Context is a dictionary (dracon.utils.ShallowDict internally) that holds variables and functions accessible during the loading process.

  • Initial Context: Provided via DraconLoader(context=...). This is the primary way to make Pydantic models, custom types, or helper functions available.
  • Default Context: Dracon automatically adds getenv, getcwd, and construct.
  • Instruction Context (!define, !set_default): Instructions modify the context available to subsequent nodes within the same scope or child scopes during composition.
  • Include Context ($DIR, etc.): File/package loaders inject variables like $DIR into the context of the included file's nodes.
  • Interpolation Context (${...}): Lazy interpolation expressions have access to the context captured at the time the LazyInterpolable object was created. This includes initial context, definitions, and include-specific variables. Context provided later via .resolve(context=...) or .construct(context=...) is merged with the captured context.
  • Deferred Node Context: A DeferredNode captures a snapshot of the context available when it was created. Context passed to .construct(context=...) merges with this snapshot. !deferred::clear_ctx controls which variables are excluded from the snapshot.

Context Precedence: Generally, more specific contexts override broader ones. Context provided at runtime (e.g., via .construct()) typically overrides context captured during loading. Merge keys ({<+} vs {>+}) can influence merging behavior for context dictionaries passed down the tree.

Output Types (Dracontainer vs. dict/list)

By default, mappings become dracon.dracontainer.Mapping and sequences become dracon.dracontainer.Sequence.

  • Pros: These containers automatically resolve ${...} interpolations when you access their elements (config.key, config['key'], config.list[0]).
  • Cons: They are custom types, not standard dict or list.
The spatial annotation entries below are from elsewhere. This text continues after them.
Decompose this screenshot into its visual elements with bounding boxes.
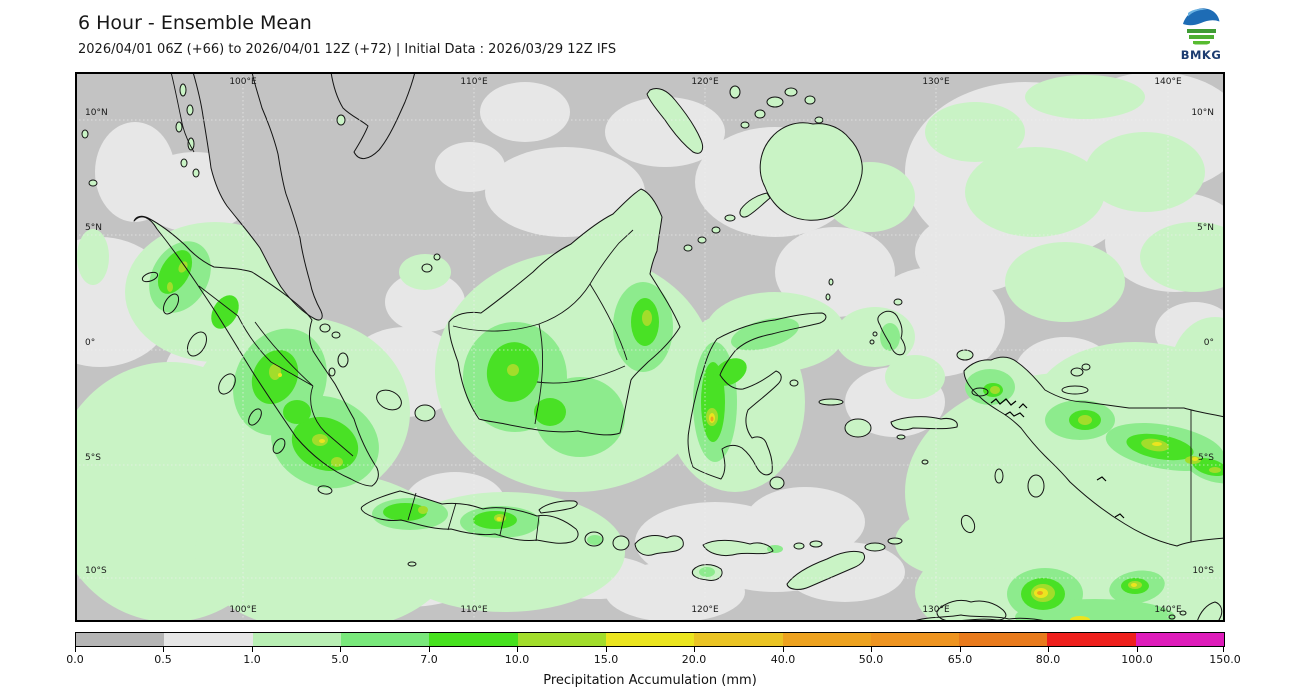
colorbar-tick — [1223, 647, 1225, 652]
colorbar-tick — [252, 647, 254, 652]
colorbar-segment — [429, 633, 518, 646]
colorbar-tick — [871, 647, 873, 652]
colorbar-segment — [164, 633, 253, 646]
colorbar-tick-label: 0.0 — [66, 653, 84, 666]
bmkg-logo: BMKG — [1172, 5, 1230, 62]
colorbar-segment — [694, 633, 783, 646]
colorbar-segment — [252, 633, 341, 646]
colorbar-tick — [517, 647, 519, 652]
colorbar-tick — [960, 647, 962, 652]
colorbar-segment — [517, 633, 606, 646]
colorbar-tick-label: 50.0 — [858, 653, 884, 666]
colorbar-segment — [605, 633, 695, 646]
bmkg-logo-label: BMKG — [1180, 48, 1222, 62]
colorbar-segment — [1047, 633, 1136, 646]
lat-label-right: 10°N — [1191, 108, 1214, 118]
map-frame — [75, 72, 1225, 622]
bmkg-logo-icon — [1181, 6, 1221, 46]
lon-label-top: 100°E — [229, 77, 257, 87]
colorbar-tick — [606, 647, 608, 652]
colorbar-segment — [870, 633, 960, 646]
colorbar-segment — [959, 633, 1048, 646]
lon-label-top: 110°E — [460, 77, 488, 87]
colorbar-bar — [75, 632, 1225, 647]
lat-label-left: 0° — [85, 338, 96, 348]
colorbar-tick-label: 40.0 — [770, 653, 796, 666]
map-svg — [75, 72, 1225, 622]
colorbar-segment — [1135, 633, 1225, 646]
lat-label-left: 10°N — [85, 108, 108, 118]
page-subtitle: 2026/04/01 06Z (+66) to 2026/04/01 12Z (… — [78, 42, 617, 57]
colorbar-tick-label: 150.0 — [1209, 653, 1241, 666]
colorbar-label: Precipitation Accumulation (mm) — [543, 673, 757, 688]
lat-label-left: 5°N — [85, 223, 102, 233]
colorbar-tick — [163, 647, 165, 652]
terrain-marks — [990, 398, 1125, 519]
colorbar-tick-label: 10.0 — [504, 653, 530, 666]
lat-label-right: 10°S — [1192, 566, 1214, 576]
lon-label-bottom: 140°E — [1154, 605, 1182, 615]
colorbar-tick — [783, 647, 785, 652]
colorbar-tick-label: 100.0 — [1121, 653, 1153, 666]
colorbar: 0.0 0.5 1.0 5.0 7.0 10.0 15.0 20.0 40.0 … — [66, 632, 1241, 694]
colorbar-tick-label: 1.0 — [243, 653, 261, 666]
colorbar-segment — [340, 633, 430, 646]
colorbar-segment — [782, 633, 871, 646]
colorbar-tick — [429, 647, 431, 652]
colorbar-tick-label: 0.5 — [154, 653, 172, 666]
colorbar-tick — [694, 647, 696, 652]
page-title: 6 Hour - Ensemble Mean — [78, 12, 312, 34]
lon-label-top: 140°E — [1154, 77, 1182, 87]
colorbar-tick-label: 15.0 — [593, 653, 619, 666]
colorbar-tick-label: 5.0 — [331, 653, 349, 666]
colorbar-tick-label: 7.0 — [420, 653, 438, 666]
lon-label-top: 130°E — [922, 77, 950, 87]
colorbar-tick-label: 80.0 — [1035, 653, 1061, 666]
colorbar-tick — [1048, 647, 1050, 652]
lon-label-bottom: 120°E — [691, 605, 719, 615]
map-panel: 100°E 110°E 120°E 130°E 140°E 100°E 110°… — [75, 72, 1225, 622]
colorbar-segment — [76, 633, 165, 646]
colorbar-tick-label: 20.0 — [681, 653, 707, 666]
colorbar-tick — [75, 647, 77, 652]
colorbar-tick-label: 65.0 — [947, 653, 973, 666]
lat-label-left: 10°S — [85, 566, 107, 576]
lon-label-bottom: 110°E — [460, 605, 488, 615]
lat-label-right: 5°N — [1197, 223, 1214, 233]
lat-label-right: 0° — [1203, 338, 1214, 348]
lat-label-left: 5°S — [85, 453, 101, 463]
lon-label-bottom: 100°E — [229, 605, 257, 615]
lat-label-right: 5°S — [1198, 453, 1214, 463]
colorbar-tick — [1137, 647, 1139, 652]
peak-rain-spots — [710, 416, 1043, 595]
lon-label-top: 120°E — [691, 77, 719, 87]
colorbar-tick — [340, 647, 342, 652]
lon-label-bottom: 130°E — [922, 605, 950, 615]
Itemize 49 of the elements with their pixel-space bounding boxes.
You can use standard types:

loader = DraconLoader(base_dict_type=dict, base_list_type=list)
config = loader.load("config.yaml")
assert isinstance(config, dict)

# IMPORTANT: With standard types, accessing config['key'] will return
# the LazyInterpolable object itself if the value was '${...}'.
# You need to manually call resolve_all_lazy(config) or handle
# resolution yourself if needed before using the values.

Choose based on whether you prefer automatic lazy resolution or standard Python types. Dracontainer is generally recommended unless you have specific reasons to use standard types.